Los 3 grandes rangos de precio, y qué incluye cada uno
- Plantillas/constructores básicos (bajo costo): sitios armados sobre plantillas prediseñadas (Wix, plantillas de WordPress genéricas), con personalización limitada. Rápidos de lanzar, pero con menos flexibilidad de diseño, rendimiento y SEO técnico a largo plazo.
- Sitios profesionales a medida (rango medio): diseño propio (no una plantilla genérica), pensado específicamente para tu marca y tu negocio, optimizado para velocidad y SEO desde el inicio, con las páginas e integraciones que tu negocio realmente necesita.
- Plataformas complejas o e-commerce avanzado (rango alto): tiendas online con muchas funciones, sistemas con lógica de negocio propia, integraciones múltiples (pagos, inventario, CRM), paneles de administración personalizados.
Qué factores realmente mueven el precio
- Cantidad de páginas y secciones únicas (no es lo mismo un sitio de 5 páginas que uno de 20 con estructuras distintas).
- Diseño a medida vs. plantilla — crear un diseño propio desde cero toma más tiempo que adaptar una plantilla existente, pero se nota en el resultado final y en cómo se diferencia de la competencia.
- Funcionalidades especiales: formularios avanzados, calculadoras, áreas de usuario con login, integraciones con WhatsApp/CRM, tienda online con pasarela de pagos.
- Contenido: si el redactor tiene que crear los textos desde cero (copywriting) versus si vos ya tenés todo el contenido listo.
- Optimización técnica incluida: velocidad de carga, SEO técnico de base, compatibilidad móvil real (no solo "que se vea bien"), estructura pensada para crecer.
- Mantenimiento post-lanzamiento: muchos presupuestos no incluyen esto, y termina siendo un costo aparte que sorprende después.
La trampa del "sitio barato"
Un sitio hecho con una plantilla genérica y sin optimización técnica real casi siempre termina costando más a largo plazo: se ve igual que cientos de otros sitios, no está preparado para SEO desde la base (lo que retrasa meses tus resultados orgánicos, como explicamos en nuestra guía sobre cuánto tarda el SEO en dar resultados), y muchas veces hay que rehacerlo por completo cuando el negocio crece. El costo inicial más bajo no siempre significa el costo total más bajo.
Preguntas que deberías hacer antes de contratar (sin importar el presupuesto)

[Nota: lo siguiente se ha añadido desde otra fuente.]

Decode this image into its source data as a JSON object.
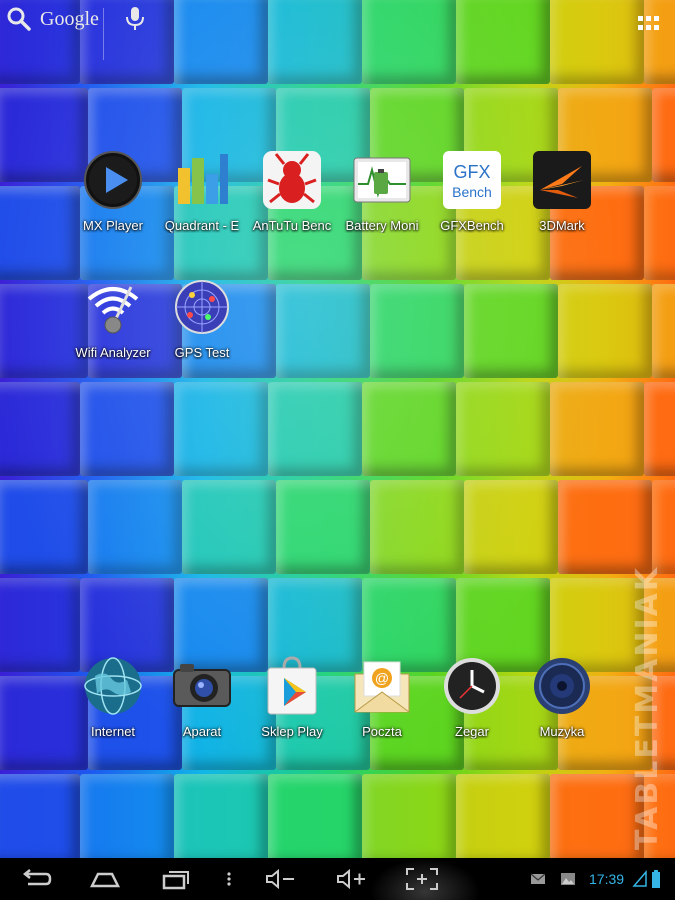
{
  "search": {
    "label": "Google"
  },
  "apps_row1": [
    {
      "label": "MX Player",
      "icon": "mx-player-icon"
    },
    {
      "label": "Quadrant - E",
      "icon": "quadrant-icon"
    },
    {
      "label": "AnTuTu Benc",
      "icon": "antutu-icon"
    },
    {
      "label": "Battery Moni",
      "icon": "battery-monitor-icon"
    },
    {
      "label": "GFXBench",
      "icon": "gfxbench-icon"
    },
    {
      "label": "3DMark",
      "icon": "3dmark-icon"
    }
  ],
  "apps_row2": [
    {
      "label": "Wifi Analyzer",
      "icon": "wifi-analyzer-icon"
    },
    {
      "label": "GPS Test",
      "icon": "gps-test-icon"
    }
  ],
  "dock": [
    {
      "label": "Internet",
      "icon": "globe-icon"
    },
    {
      "label": "Aparat",
      "icon": "camera-icon"
    },
    {
      "label": "Sklep Play",
      "icon": "play-store-icon"
    },
    {
      "label": "Poczta",
      "icon": "mail-icon"
    },
    {
      "label": "Zegar",
      "icon": "clock-icon"
    },
    {
      "label": "Muzyka",
      "icon": "music-icon"
    }
  ],
  "gfx_text": {
    "top": "GFX",
    "bottom": "Bench"
  },
  "watermark": "TABLETMANIAK",
  "status": {
    "time": "17:39"
  },
  "colors": {
    "clock": "#34b5e5"
  }
}
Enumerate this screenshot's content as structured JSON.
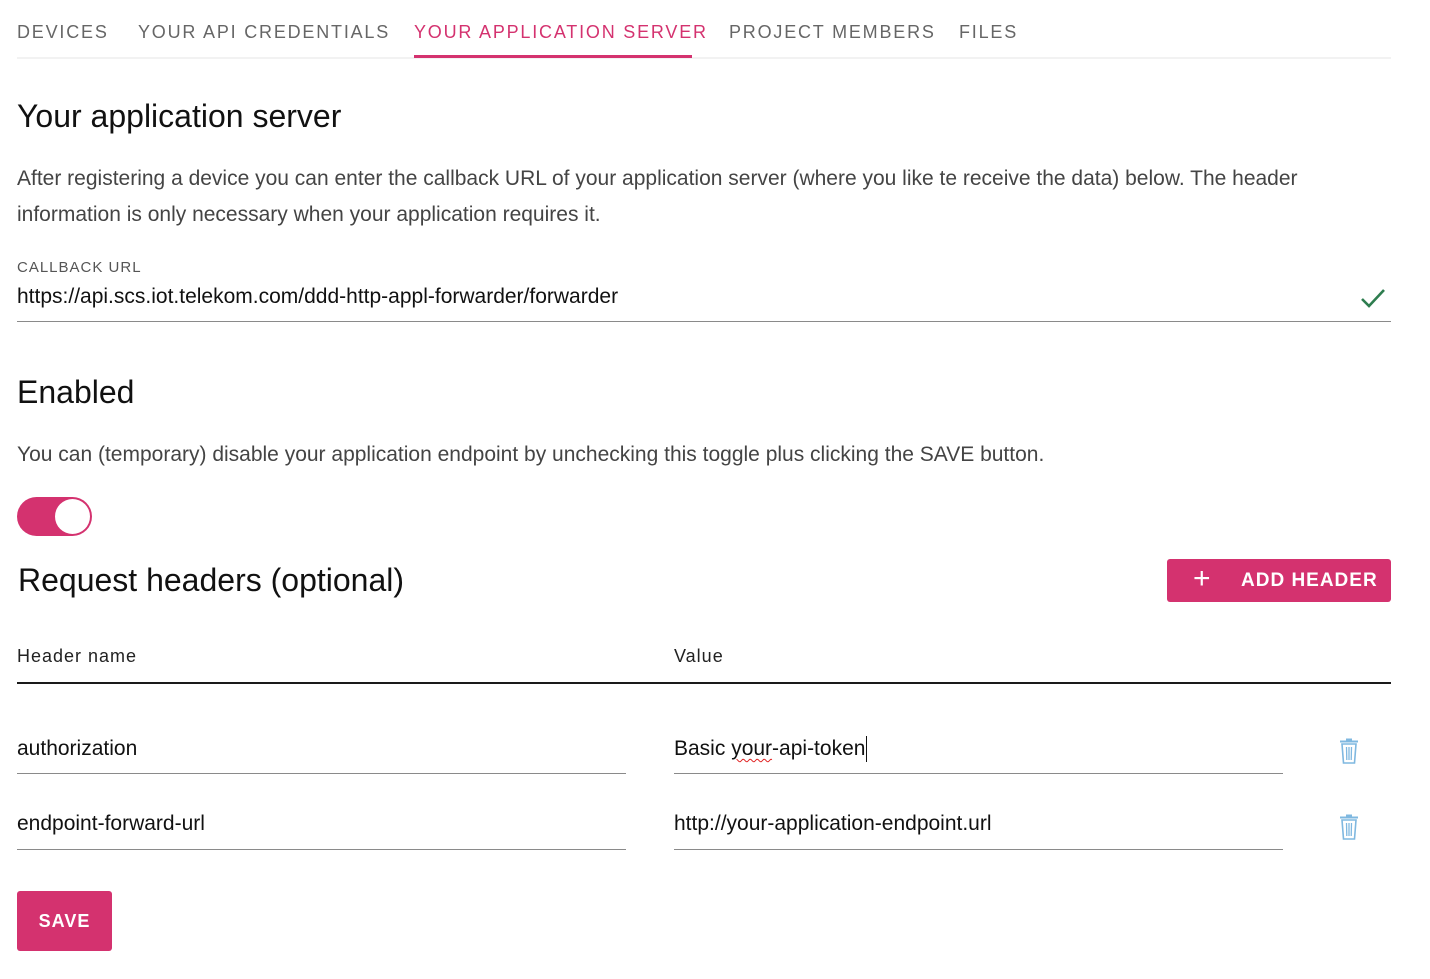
{
  "tabs": [
    {
      "label": "DEVICES"
    },
    {
      "label": "YOUR API CREDENTIALS"
    },
    {
      "label": "YOUR APPLICATION SERVER"
    },
    {
      "label": "PROJECT MEMBERS"
    },
    {
      "label": "FILES"
    }
  ],
  "app_server": {
    "title": "Your application server",
    "description": "After registering a device you can enter the callback URL of your application server (where you like te receive the data) below. The header information is only necessary when your application requires it.",
    "callback_label": "CALLBACK URL",
    "callback_value": "https://api.scs.iot.telekom.com/ddd-http-appl-forwarder/forwarder"
  },
  "enabled": {
    "title": "Enabled",
    "description": "You can (temporary) disable your application endpoint by unchecking this toggle plus clicking the SAVE button.",
    "toggle_on": true
  },
  "headers": {
    "title": "Request headers (optional)",
    "add_button_label": "ADD HEADER",
    "col_name": "Header name",
    "col_value": "Value",
    "rows": [
      {
        "name": "authorization",
        "value_prefix": "Basic ",
        "value_flagged": "your",
        "value_suffix": "-api-token"
      },
      {
        "name": "endpoint-forward-url",
        "value": "http://your-application-endpoint.url"
      }
    ]
  },
  "save_label": "SAVE",
  "colors": {
    "accent": "#d4326f",
    "check": "#2e7d4f",
    "trash": "#7fb8e0"
  },
  "icons": {
    "check": "check-icon",
    "add": "plus-icon",
    "delete": "trash-icon"
  }
}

- ¿El sitio queda optimizado para velocidad y SEO técnico desde el día uno, o eso es un servicio aparte?
- ¿Es un diseño propio para mi marca, o una plantilla que cualquiera puede tener?
- ¿Qué pasa después del lanzamiento — quién actualiza el sitio si algo falla o necesito cambiar algo?
- ¿El precio incluye redacción de contenido, o tengo que entregar todos los textos yo?
- ¿Puedo hacer cambios yo mismo después, o dependo 100% del desarrollador para todo?
En resumen
El precio de una página web no debería evaluarse solo por el número final, sino por qué incluye ese número: diseño propio vs plantilla, optimización técnica real, y qué pasa después del lanzamiento. Un sitio bien construido es una inversión que sigue generando resultados durante años — uno mal construido es un gasto que vas a tener que repetir.